Correlation, Causation, and Qualitative Research
October 9, 2014
Kathleen Marker, PhDArguments based on correlation are common, especially in the news, because they are easier to report, make arguments clearer, take up less space, and give power to quantitative data. At times, authors themselves are unaware of their error and of the difference between correlation and causation.
CNN recently published an article in which the author stated that “doctors have been less willing to prescribe medications, especially in states like Florida, formerly known for its pill mills, where tighter restrictions on prescribers led to a 23% drop in overdose deaths between 2010 and 2012.”
The problem with this statement is that the author is commenting on correlation (there was a 23% drop in overdose at the same time tighter restrictions on prescribers came about), but telling the reader that the drop in overdoses was due to tighter restrictions on prescribed medications. The author is teaching the reader that a correlation equals causation.
Unfortunately, arguments based on correlation are common for a wide range of reasons: they are easier to report, make arguments clearer, take up less space, and give power to quantitative data. At times, authors themselves are unaware of their error and the difference between correlation and causation.

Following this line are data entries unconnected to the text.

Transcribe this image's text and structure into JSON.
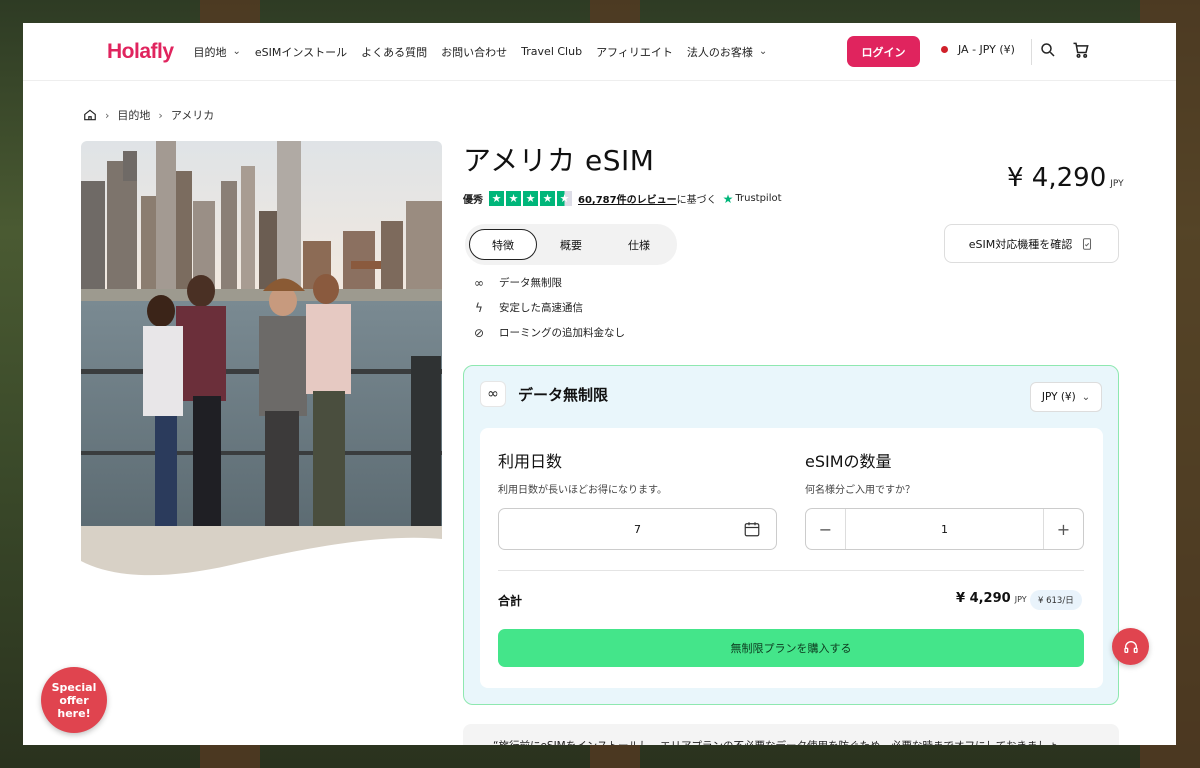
{
  "header": {
    "logo": "Holafly",
    "nav": [
      {
        "label": "目的地",
        "dropdown": true
      },
      {
        "label": "eSIMインストール",
        "dropdown": false
      },
      {
        "label": "よくある質問",
        "dropdown": false
      },
      {
        "label": "お問い合わせ",
        "dropdown": false
      },
      {
        "label": "Travel Club",
        "dropdown": false
      },
      {
        "label": "アフィリエイト",
        "dropdown": false
      },
      {
        "label": "法人のお客様",
        "dropdown": true
      }
    ],
    "login_label": "ログイン",
    "lang_label": "JA - JPY (¥)"
  },
  "breadcrumb": [
    "目的地",
    "アメリカ"
  ],
  "product": {
    "title": "アメリカ eSIM",
    "rating_label": "優秀",
    "rating_stars": 4.5,
    "reviews_link": "60,787件のレビュー",
    "reviews_suffix": "に基づく",
    "trustpilot": "Trustpilot",
    "price": "¥ 4,290",
    "price_currency": "JPY",
    "tabs": [
      "特徴",
      "概要",
      "仕様"
    ],
    "active_tab": 0,
    "compat_button": "eSIM対応機種を確認",
    "features": [
      {
        "icon": "infinity-icon",
        "label": "データ無制限"
      },
      {
        "icon": "bolt-icon",
        "label": "安定した高速通信"
      },
      {
        "icon": "no-roaming-icon",
        "label": "ローミングの追加料金なし"
      }
    ]
  },
  "plan": {
    "title": "データ無制限",
    "currency_select": "JPY (¥)",
    "days_label": "利用日数",
    "days_sub": "利用日数が長いほどお得になります。",
    "days_value": "7",
    "qty_label": "eSIMの数量",
    "qty_sub": "何名様分ご入用ですか？",
    "qty_value": "1",
    "total_label": "合計",
    "total_price": "¥ 4,290",
    "total_currency": "JPY",
    "per_day": "¥ 613/日",
    "buy_label": "無制限プランを購入する"
  },
  "note": "“旅行前にeSIMをインストールし、エリアプランの不必要なデータ使用を防ぐため、必要な時までオフにしておきましょ",
  "special_offer": "Special offer here!",
  "colors": {
    "brand": "#e0245e",
    "buy": "#44e58a",
    "trustpilot": "#00b67a"
  }
}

Extensive and systematic qualitative research allows for a deeper exploration of causation. However, qualitative research costs money, is time consuming, and often presents findings in stories that are more complex than the neatly-packaged 23% drop finding. Qualitative researchers would likely discover that a range of causes are responsible for the drop in overdoses (e.g. changes in racism, increases in employment, immigration adjustments, new housing policies, advancements in drug treatment) which means the author would need to deliver a messier and less clear actionable plan. Controlling prescribers may not reduce death.

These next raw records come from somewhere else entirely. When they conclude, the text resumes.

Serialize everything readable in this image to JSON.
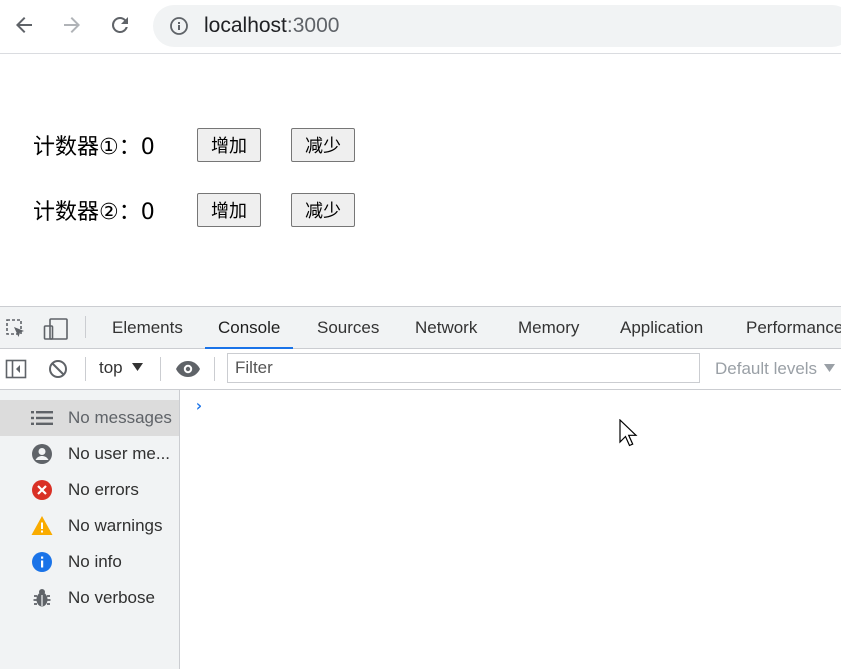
{
  "browser": {
    "url_host": "localhost",
    "url_port": ":3000"
  },
  "page": {
    "counters": [
      {
        "label": "计数器①：",
        "value": "0",
        "inc_label": "增加",
        "dec_label": "减少"
      },
      {
        "label": "计数器②：",
        "value": "0",
        "inc_label": "增加",
        "dec_label": "减少"
      }
    ]
  },
  "devtools": {
    "tabs": [
      "Elements",
      "Console",
      "Sources",
      "Network",
      "Memory",
      "Application",
      "Performance"
    ],
    "active_tab": "Console",
    "toolbar": {
      "context": "top",
      "filter_placeholder": "Filter",
      "levels": "Default levels"
    },
    "sidebar": [
      {
        "label": "No messages",
        "icon": "list-icon"
      },
      {
        "label": "No user me...",
        "icon": "user-icon"
      },
      {
        "label": "No errors",
        "icon": "error-icon",
        "color": "#d93025"
      },
      {
        "label": "No warnings",
        "icon": "warning-icon",
        "color": "#f9ab00"
      },
      {
        "label": "No info",
        "icon": "info-icon",
        "color": "#1a73e8"
      },
      {
        "label": "No verbose",
        "icon": "bug-icon"
      }
    ],
    "prompt": "›"
  }
}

Using a correlation to make an argument about causation has two consequences. First, it creates an inaccurate and overly simplistic picture of the world for the reader. It prevents the author from encouraging the reader to think about larger societal issues, such as economic health, racism, health care policy, ageism, immigration, and religion — the list can go on and on. Second, in this particular instance, it can lead to bad policies for drug users and our healthcare system. Policies based on this correlation may be created to tighten restrictions and end up increasing drug overdoses.

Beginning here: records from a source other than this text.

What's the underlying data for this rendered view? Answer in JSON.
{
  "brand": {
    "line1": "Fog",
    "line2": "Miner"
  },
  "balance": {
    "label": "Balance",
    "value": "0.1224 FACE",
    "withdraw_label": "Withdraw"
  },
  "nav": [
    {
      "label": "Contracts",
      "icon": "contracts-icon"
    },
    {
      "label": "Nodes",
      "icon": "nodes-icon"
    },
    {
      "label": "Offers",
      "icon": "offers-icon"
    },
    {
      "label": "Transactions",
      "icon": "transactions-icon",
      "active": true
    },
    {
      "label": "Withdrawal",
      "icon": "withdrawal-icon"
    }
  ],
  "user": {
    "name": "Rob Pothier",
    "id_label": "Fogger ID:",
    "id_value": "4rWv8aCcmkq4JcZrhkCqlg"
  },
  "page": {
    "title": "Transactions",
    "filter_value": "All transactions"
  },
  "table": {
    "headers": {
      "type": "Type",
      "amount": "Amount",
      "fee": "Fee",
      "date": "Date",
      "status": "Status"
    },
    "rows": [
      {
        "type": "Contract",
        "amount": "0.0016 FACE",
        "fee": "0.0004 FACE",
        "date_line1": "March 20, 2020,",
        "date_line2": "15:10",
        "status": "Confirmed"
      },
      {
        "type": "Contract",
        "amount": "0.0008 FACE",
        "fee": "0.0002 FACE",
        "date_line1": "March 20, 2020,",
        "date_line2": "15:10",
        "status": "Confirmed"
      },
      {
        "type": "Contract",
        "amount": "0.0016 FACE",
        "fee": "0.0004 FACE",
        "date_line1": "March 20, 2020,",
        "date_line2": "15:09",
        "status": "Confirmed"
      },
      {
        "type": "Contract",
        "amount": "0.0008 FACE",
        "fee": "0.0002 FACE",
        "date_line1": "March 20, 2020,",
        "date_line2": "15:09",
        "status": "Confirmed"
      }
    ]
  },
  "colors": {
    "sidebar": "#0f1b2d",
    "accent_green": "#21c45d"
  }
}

This is all to say that as daily consumers of data, we need to be more critical of where our data are coming from and how they are being used. Additionally, as researchers who use data daily to tell stories, we need to be less fearful of complex, and even contradictory stories. We need to not shy away from data that baffle our hypotheses. We need to want to find all possible explanations in order to tell the most accurate stories about causation as possible. Correlations are a great start in data generation, but getting to the bottom of why data correlate will allow us to build better practices for business, governments, and schools, while teaching Americans that society is much more complex, interesting, and complicated than we are commonly led to believe.